CASO

Imagem é localizada na Pinacoteca

Imagem da Nossa Senhora da Conceição participava de exposição na Pinacoteca de Mogi das Cruzes, de onde desapareceu na tarde da última quarta-feira. (Foto: divulgação)
Imagem da Nossa Senhora da Conceição participava de exposição na Pinacoteca de Mogi das Cruzes, de onde desapareceu na tarde da última quarta-feira. (Foto: divulgação)

Pouco mais de 24 horas depois, desfez-se o mistério em torno do desaparecimento da imagem de Nossa Senhora da Conceição, que estava exposta na Pinacoteca de Mogi das Cruzes. Às 15 horas de quarta-feira, funcionários do lugar deram falta da peça. Ontem, às 15h11, ela foi reencontrada dentro da própria Pinacoteca, escondida em um cubo de exposição que sustenta o livro de assinaturas situado na entrada do espaço, já no piso superior do prédio. A suspeita da Prefeitura é de que o ato já tenha sido premeditado, com o objetivo da pessoa retornar ao local para concluir o furto.

Mesmo antes da notícia de que a imagem havia sido encontrada, o secretário municipal de Cultura e Turismo, Mateus Sartori, se mostrava confiante. Muito disso pelo fato de o fechamento da Pinacoteca ter sido determinado no mesmo dia em que aconteceu o sumiço. Desta forma, a equipe técnica da pasta pôde fazer uma busca minuciosa no local. Além disso, a Secretaria tratou de espalhar o assunto o mais rápido possível, a fim de buscar informações junto às pessoas que haviam visitado o local nos últimos dias e já estava, inclusive, encaminhando ofícios para órgãos estaduais, com o objetivo de divulgar ainda mais o assunto.

A peça escolhida levanta suspeitas de que a tentativa de crime estava sendo efetuada de maneira profissional. “Existiam muitas outras peças em melhores condições por lá, porque a imagem da Nossa Senhora da Conceição já estava velha e danificada, além de não ser muito pequena.
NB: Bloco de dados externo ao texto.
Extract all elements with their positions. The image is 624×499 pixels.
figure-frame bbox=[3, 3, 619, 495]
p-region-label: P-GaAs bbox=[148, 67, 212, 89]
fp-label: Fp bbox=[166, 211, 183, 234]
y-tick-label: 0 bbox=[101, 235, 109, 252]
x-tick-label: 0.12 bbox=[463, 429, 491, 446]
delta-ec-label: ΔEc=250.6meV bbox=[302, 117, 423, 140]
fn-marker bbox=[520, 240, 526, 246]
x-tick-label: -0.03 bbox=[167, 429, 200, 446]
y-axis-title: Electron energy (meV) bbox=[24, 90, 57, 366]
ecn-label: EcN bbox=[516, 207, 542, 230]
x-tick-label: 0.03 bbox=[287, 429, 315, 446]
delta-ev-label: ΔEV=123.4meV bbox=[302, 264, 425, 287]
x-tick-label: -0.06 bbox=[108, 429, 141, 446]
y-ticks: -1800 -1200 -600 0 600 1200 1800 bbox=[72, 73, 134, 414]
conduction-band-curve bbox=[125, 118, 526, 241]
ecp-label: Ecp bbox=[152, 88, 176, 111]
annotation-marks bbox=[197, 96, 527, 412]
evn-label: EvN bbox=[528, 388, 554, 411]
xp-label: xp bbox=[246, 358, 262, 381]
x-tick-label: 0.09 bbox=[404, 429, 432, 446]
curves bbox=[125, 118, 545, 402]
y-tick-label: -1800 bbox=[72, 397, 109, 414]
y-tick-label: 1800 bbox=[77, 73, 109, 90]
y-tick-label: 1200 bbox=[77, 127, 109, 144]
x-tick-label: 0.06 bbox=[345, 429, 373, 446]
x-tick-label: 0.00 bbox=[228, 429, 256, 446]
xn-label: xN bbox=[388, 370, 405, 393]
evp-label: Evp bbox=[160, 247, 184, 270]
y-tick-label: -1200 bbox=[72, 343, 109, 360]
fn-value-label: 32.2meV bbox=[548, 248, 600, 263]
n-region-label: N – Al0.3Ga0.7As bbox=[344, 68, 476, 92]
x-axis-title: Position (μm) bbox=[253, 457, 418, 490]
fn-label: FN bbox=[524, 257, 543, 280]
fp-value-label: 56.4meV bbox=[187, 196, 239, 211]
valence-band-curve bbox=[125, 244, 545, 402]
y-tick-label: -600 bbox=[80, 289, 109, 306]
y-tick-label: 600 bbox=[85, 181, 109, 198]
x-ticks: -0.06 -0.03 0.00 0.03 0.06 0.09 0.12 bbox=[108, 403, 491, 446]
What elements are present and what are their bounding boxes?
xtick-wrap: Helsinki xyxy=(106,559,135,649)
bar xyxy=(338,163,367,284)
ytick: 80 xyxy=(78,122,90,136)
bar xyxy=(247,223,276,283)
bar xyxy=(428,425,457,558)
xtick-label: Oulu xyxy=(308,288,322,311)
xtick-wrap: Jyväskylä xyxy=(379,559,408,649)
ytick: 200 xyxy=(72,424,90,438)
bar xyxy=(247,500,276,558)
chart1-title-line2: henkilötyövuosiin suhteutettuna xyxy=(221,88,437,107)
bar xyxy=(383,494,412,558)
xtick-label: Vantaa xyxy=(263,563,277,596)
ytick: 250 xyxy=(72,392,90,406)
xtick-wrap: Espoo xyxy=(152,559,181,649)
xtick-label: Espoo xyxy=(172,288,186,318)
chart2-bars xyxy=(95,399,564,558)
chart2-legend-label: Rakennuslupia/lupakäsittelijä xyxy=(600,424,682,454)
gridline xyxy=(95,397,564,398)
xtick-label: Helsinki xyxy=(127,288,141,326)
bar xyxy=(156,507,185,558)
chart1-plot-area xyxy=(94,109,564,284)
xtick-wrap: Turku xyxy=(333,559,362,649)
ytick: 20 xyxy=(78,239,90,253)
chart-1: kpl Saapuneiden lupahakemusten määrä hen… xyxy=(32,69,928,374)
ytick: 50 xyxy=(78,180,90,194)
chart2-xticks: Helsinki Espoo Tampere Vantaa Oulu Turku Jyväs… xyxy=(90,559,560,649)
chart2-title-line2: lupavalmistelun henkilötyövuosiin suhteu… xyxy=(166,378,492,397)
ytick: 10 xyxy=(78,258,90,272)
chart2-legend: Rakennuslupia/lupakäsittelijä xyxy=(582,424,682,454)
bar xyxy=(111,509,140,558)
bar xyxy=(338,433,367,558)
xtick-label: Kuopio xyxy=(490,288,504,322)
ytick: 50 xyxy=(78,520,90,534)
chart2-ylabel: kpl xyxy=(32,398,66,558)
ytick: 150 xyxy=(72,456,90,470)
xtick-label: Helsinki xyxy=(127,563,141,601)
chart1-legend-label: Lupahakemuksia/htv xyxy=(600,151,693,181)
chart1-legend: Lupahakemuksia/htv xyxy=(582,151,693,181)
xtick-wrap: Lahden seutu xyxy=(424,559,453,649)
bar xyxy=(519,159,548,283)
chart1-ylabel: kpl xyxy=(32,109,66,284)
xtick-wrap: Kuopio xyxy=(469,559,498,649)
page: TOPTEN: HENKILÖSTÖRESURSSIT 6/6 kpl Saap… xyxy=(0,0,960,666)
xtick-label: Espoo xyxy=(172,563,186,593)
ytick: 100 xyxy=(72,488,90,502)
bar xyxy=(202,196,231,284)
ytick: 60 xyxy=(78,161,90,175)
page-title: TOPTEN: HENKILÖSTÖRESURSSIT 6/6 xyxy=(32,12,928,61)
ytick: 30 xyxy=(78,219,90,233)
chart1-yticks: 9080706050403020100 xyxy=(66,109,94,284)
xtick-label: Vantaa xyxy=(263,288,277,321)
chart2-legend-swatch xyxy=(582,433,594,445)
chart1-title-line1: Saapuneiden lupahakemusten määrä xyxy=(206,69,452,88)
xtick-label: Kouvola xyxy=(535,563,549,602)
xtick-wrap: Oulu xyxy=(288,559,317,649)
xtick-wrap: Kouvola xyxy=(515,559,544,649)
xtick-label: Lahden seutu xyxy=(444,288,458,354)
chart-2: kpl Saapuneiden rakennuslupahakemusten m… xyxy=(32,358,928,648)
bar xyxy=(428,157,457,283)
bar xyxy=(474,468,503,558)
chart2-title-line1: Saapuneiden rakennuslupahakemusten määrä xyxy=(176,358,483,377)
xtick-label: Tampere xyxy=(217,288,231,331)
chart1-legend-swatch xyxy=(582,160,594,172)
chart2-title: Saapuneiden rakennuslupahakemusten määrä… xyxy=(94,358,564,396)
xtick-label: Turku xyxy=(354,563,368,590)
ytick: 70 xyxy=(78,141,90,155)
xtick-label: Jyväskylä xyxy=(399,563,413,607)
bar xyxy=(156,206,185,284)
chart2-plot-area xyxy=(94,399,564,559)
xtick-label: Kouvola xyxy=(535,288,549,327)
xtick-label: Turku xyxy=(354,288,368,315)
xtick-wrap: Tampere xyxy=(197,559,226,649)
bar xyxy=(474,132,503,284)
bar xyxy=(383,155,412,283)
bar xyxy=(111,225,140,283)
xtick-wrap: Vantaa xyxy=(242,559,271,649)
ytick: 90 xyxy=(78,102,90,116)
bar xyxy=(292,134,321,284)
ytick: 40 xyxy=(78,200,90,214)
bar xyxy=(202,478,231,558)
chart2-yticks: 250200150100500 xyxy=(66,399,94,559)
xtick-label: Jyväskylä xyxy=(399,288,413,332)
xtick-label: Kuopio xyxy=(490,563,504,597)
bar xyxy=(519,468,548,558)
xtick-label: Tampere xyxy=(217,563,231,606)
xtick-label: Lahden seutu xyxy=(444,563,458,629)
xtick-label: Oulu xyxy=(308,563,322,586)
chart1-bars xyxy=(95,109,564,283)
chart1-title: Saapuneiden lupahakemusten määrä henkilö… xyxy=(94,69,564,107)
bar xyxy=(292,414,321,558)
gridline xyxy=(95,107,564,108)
Tinham outras mais bonitas e menores ali, seria até mais fácil de levar”, comentou o secretário, que revelou que a exposição – que ficaria no local até junho – vai ser toda recolhida, dando espaço novamente às obras dos artistas da cidade.

O prédio conta com câmera de monitoramento na entrada, o que não acontece nas outras salas. Sartori confessa que sente medo de trazer outras peças com tanto valor para serem expostas na Pinacoteca. Isso porque as obras mogianas que ficam à mostra no lugar não teriam valor no mercado clandestino, diferente do que acontece com as artes sacras.

Prova disso é que Marco Siqueira, coordenador de acervo do Carmo, diz que é impossível mensurar por qual valor a imagem que ficou desaparecida poderia ser vendida, mas diz que seria em torno de R$ 500 mil. Com 12 anjos esculpidos em sua base de 19 centímetros, a imagem tem 53 centímetros de altura e 22,5 centímetros de largura. A peça é do século XVII e atribuída ao Frei Agostinho de Jesus, que seria um dos primeiros escultores a trabalhar no Brasil e teria confeccionado também a imagem de Nossa Senhora Aparecida encontrada no Vale do Paraíba.

“O valor de venda poderia aumentar se fosse levada para fora do país. Se formos analisar a história do Brasil, os registros mais antigos mostram o Frei Agostinho como um dos nossos artistas mais antigos e os registros das peças confeccionadas por ele são ainda do Brasil colônia, entre 1910 e 1920. A imagem tem uma importância a nível nacional e essas características tão especiais dificultam na hora de estipular um valor”, concluiu.